‘New money’ won’t solve state’s problems
After lean years, NM can’t put spending back on autopilot
Lawmakers, bureaucrats and lobbyists are salivating over the nearly $200 million in “new money” Santa Fe is slated to receive during New Mexico’s next fiscal year.
But while the worst of our state’s fiscal crisis appears to be behind us, caution is called for — not euphoria.
According to analysts with the Legislative Finance Committee (LFC), New Mexico’s “recent rebound in revenues is based to a significant degree on the recovery of the oil and gas industry, which is highly volatile.” The price of a barrel of West Texas Intermediate could continue to climb, soaring into the $60-$80 range, but it could tumble back under $30 — where it was as recently as February 2016. The OPEC-Russia agreement to limit supply may not hold, and countries beyond the reach of the cartel and Russian President Vladimir Putin continue to ramp up production. The U.S. fracking revolution, offshore development in Brazil, growing investment in Arctic oil, and Mexico’s decision to deregulate its energy sector are just four factors that will boost supply. Gambling on a consistently high petroleum price as a solution to budget deficits is a sucker’s bet.
Corporate welfare poses an additional risk to fiscal health. Perks for pols’ favored companies/industries are, at best, ineffective, but they’re also an impediment to sound budgeting. LFC analysts have warned that substantial “potential exists for unforeseen increases in the cost of tax expenditures to state revenues. In recent years, several tax expenditures had larger fiscal impacts than initially estimated, significantly contributing to revenue estimating error. In some cases, the revenue impacts exceeded initial estimates by up to an order of magnitude, requiring changes in statute to curb the impact.”

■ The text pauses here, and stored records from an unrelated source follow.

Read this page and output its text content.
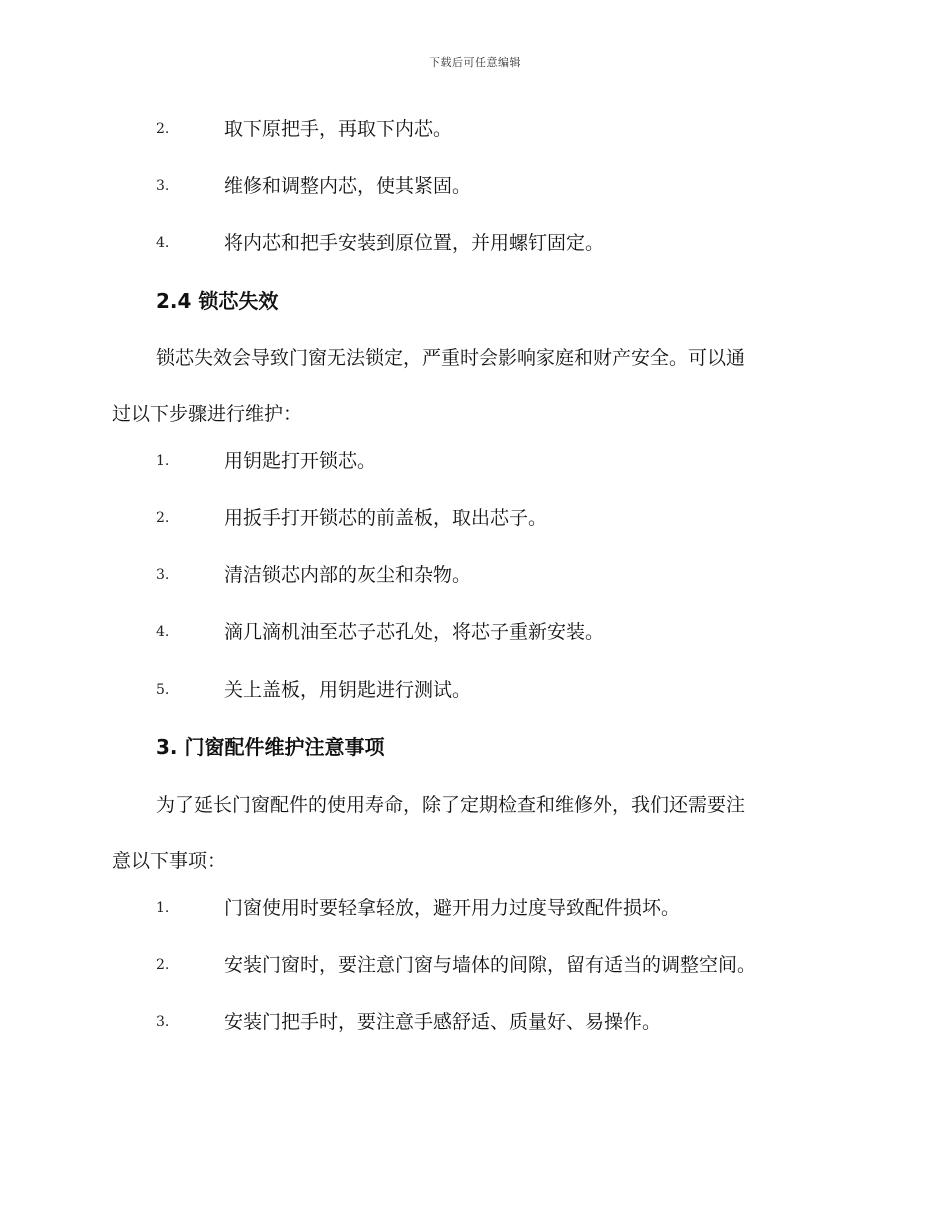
下载后可任意编辑
2.	取下原把手，再取下内芯。
3.	维修和调整内芯，使其紧固。
4.	将内芯和把手安装到原位置，并用螺钉固定。
2.4 锁芯失效
锁芯失效会导致门窗无法锁定，严重时会影响家庭和财产安全。可以通
过以下步骤进行维护：
1.	用钥匙打开锁芯。
2.	用扳手打开锁芯的前盖板，取出芯子。
3.	清洁锁芯内部的灰尘和杂物。
4.	滴几滴机油至芯子芯孔处，将芯子重新安装。
5.	关上盖板，用钥匙进行测试。
3. 门窗配件维护注意事项
为了延长门窗配件的使用寿命，除了定期检查和维修外，我们还需要注
意以下事项：
1.	门窗使用时要轻拿轻放，避开用力过度导致配件损坏。
2.	安装门窗时，要注意门窗与墙体的间隙，留有适当的调整空间。
3.	安装门把手时，要注意手感舒适、质量好、易操作。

The Wall Street Journal recently reported that the nation’s “economy is running at its full potential for the first time in a decade.” Unemployment outside New Mexico has cratered, the stock market is surging, housing is strong, consumer confidence is high and inflation is low. But the good times might not last. The “Trump bump” has not outlawed recessions, and with such a woefully underdeveloped private sector, New Mexico’s fortunes are tied to how the U.S. economy performs. A stock-market collapse, trade conflicts or a foreign-policy crisis could halt, or even reverse, the national economy’s expansion.
Recession or not, to the extent that New Mexico is experiencing any job growth at all — the state still has fewer jobs now than it did in February 2008 — lowerpaying positions are replacing lucrative employment. The manufacturing sector is offering fewer opportunities, as is the IT industry. Leisure-and-hospitality jobs are predicted to keep growing, as are positions — often low-paid — in health care/social assistance.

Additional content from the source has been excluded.